O Rasûl ki, yetim olarak dünyaya gelmiş ve kısa zaman içinde önce annesini, dedesini ve sonra da amcasını kaybetmiştir. Buradan şunları anlamak mümkündür. (Allah, en iyisini bilir.) Allah, O’nu yetim ve başında bir büyüğü olmadan, Abdulmuttalib gibi Mekke’nin ileri gelenleri ve bilgilileri arasında büyütmeyerek bir mânâda müşriklerin; “O Muhammed ki, bildiklerini şu büyüklerinden öğrendi.” demelerine müsaade etmemiştir. Yine Rabb’imiz, Habibi’ni arkasına yaslanacağı baba gibi kudretli bir yakını olmadan kendisi terbiye etmekle; insanlık fıtratı gereği kötü yollara düşmesine ve Allah’tan başkasına güvenerek mal mülk sevgisi ile gönlünü doldurmasına izin vermemiştir. Çünkü O, her an Rabb’imizin gözetimi altında idi.
Rasûlullah Efendimiz (s.a.v.), daha çocukken de Allah indinde kıymetliydi ve seviliyordu. O’nun çocukluğu diğer çocuklardan çok farklıydı ve O, olağan üstü bir gelişme süreci geçirmişti. Hz. Halime’ye verildiğinde yaşlı ve zayıf olan bineklerinin birden hareketlenmesi, kuvvetlenmesi ve canlanıp Rasûlullah (s.a.v.) Efendimizi gerisinde kaldıkları kâfilenin önüne geçirmesi bundandı. Nasıl ki Hz. Halime daha O’nu ilk görüşte O’nun alelâde sıradan bir çocuk olmadığını anlamışsa; Allah (c.c.), bu anlayışı insanlar dışındaki mahlukâta da vermişti. Sâd Oğullar’ı obası yeniden yeşermiş, yaşlı develer yeniden süt verir olmuşlardı.
Yine Hz. Halime’nin yanında iken Cebrail (a.s) tarafından göğsünün açılarak kalbinin çıkarılması ve şeytanın nasibinden temizlenmesi O’nun farklılığın bir göstergesiydi. Zira bu olay O’nun bir peygamber olarak seçildiğine bir işaret, vahy almaya daha çocukluktan başlayan bir hazırlık ve ileride el-Emin olmaya namzet bir günahsızlık ameliyesidir.

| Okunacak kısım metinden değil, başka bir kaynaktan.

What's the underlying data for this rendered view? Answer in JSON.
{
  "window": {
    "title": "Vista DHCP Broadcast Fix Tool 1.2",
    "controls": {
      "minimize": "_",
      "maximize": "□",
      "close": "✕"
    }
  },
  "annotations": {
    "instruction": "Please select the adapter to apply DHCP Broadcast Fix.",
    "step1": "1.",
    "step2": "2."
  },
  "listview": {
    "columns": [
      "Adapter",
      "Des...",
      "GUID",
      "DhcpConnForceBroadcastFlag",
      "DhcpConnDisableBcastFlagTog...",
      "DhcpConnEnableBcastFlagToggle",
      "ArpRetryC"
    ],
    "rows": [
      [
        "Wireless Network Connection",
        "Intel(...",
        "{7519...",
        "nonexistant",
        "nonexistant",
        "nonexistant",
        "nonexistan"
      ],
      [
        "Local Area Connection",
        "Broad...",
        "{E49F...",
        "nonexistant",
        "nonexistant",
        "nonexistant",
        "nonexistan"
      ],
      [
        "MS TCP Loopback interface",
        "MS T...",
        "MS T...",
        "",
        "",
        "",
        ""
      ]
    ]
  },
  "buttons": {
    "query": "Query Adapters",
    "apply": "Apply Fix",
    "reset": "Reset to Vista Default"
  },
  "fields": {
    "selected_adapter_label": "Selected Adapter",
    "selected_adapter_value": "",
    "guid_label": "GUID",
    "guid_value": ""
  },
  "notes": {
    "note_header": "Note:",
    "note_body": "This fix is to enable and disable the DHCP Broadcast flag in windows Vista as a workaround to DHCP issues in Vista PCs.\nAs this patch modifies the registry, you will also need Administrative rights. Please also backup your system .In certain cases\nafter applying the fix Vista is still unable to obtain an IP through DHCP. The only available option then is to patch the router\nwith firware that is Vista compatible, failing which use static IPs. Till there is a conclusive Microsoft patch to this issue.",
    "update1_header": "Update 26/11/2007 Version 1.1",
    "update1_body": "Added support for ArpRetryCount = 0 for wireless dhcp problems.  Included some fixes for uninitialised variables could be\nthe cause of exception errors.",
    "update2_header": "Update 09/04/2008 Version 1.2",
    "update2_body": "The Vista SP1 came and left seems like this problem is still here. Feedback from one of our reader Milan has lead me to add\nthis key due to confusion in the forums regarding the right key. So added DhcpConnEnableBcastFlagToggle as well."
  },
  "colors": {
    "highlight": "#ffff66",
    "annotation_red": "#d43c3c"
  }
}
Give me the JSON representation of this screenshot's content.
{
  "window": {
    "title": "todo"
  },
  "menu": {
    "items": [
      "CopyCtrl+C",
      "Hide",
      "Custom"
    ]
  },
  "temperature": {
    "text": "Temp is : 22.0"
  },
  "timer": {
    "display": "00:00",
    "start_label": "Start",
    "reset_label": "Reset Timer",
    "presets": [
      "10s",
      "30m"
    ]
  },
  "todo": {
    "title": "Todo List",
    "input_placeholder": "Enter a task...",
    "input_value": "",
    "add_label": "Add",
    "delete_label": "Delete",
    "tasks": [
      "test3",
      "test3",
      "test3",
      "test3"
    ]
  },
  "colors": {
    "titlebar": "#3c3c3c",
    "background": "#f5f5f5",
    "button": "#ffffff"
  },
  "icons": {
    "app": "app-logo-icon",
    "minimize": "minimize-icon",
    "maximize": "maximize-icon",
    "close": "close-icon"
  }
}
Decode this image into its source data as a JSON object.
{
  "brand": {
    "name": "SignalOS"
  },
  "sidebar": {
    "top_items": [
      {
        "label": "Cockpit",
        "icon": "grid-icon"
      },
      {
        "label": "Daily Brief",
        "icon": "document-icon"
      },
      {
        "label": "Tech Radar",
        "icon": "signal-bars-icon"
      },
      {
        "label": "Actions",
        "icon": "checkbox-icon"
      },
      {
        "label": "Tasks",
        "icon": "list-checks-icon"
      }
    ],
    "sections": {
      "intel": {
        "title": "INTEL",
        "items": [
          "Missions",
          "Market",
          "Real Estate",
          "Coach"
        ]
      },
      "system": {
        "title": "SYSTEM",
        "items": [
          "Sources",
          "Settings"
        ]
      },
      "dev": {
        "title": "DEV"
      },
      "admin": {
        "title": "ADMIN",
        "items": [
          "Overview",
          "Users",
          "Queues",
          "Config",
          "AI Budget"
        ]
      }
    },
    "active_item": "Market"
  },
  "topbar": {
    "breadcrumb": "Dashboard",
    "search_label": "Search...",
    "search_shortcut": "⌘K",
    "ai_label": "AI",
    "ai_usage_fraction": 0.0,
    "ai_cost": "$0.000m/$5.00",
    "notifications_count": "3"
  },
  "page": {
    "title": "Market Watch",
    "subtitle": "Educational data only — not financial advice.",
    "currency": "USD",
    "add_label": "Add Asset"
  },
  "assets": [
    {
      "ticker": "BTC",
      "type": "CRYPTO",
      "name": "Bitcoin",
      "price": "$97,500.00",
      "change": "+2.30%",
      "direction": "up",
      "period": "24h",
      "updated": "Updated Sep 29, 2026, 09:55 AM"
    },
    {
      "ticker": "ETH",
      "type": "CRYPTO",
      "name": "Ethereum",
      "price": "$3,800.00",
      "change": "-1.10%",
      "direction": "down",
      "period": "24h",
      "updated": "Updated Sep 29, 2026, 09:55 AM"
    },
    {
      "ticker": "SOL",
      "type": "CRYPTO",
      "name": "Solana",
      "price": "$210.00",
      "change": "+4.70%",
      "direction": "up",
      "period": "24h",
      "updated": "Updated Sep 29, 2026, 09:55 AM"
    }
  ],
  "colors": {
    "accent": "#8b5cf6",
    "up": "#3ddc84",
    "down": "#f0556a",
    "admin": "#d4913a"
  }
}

Ne var ki âlemlerin O’nun geleceğinden haberdar olmasına, önceki kutsal kitaplarda müjdelenmesine ve peygamberlerin haber vermelerine rağmen insanlar O’nu tanımadı veya tanımak istemedi. Mesela Yahudiler geleceğini bildikleri ve haber verdikleri halde onu inkâr ettiler ve üzerlerine lânet yüklendiler.
Mekke’nin müşrikleri de tanımadılar ve O’nu yalanladılar. Nitekim Ebu Cehil: “O, Benî Hâşim’den olduğu için inanmıyorum.” diyordu. Günümüzde de, “Peygamber bir Arap idi. O’nun hareketlerine yani sünnetlerine arzu edersem uyar, arzu etmezsem uymam. O’nun hareket ve davranışları beni bağlamaz.” şeklinde kullanılan bir takım ifadeler vardır. Bu gibi ifadeler, Allah (c.c.) ve Rasûlü’nün sevgisi ile dolu bir kalbi asla sarsmamalı, aksine o gönlü bu sevgi ve aşkla daha da doldurmalıdır. Zaten bu sevgi ve rahmet nurunun taşkınlığının önünü kesmeye, kimsenin gücünün yetmediği bilinen bir gerçektir.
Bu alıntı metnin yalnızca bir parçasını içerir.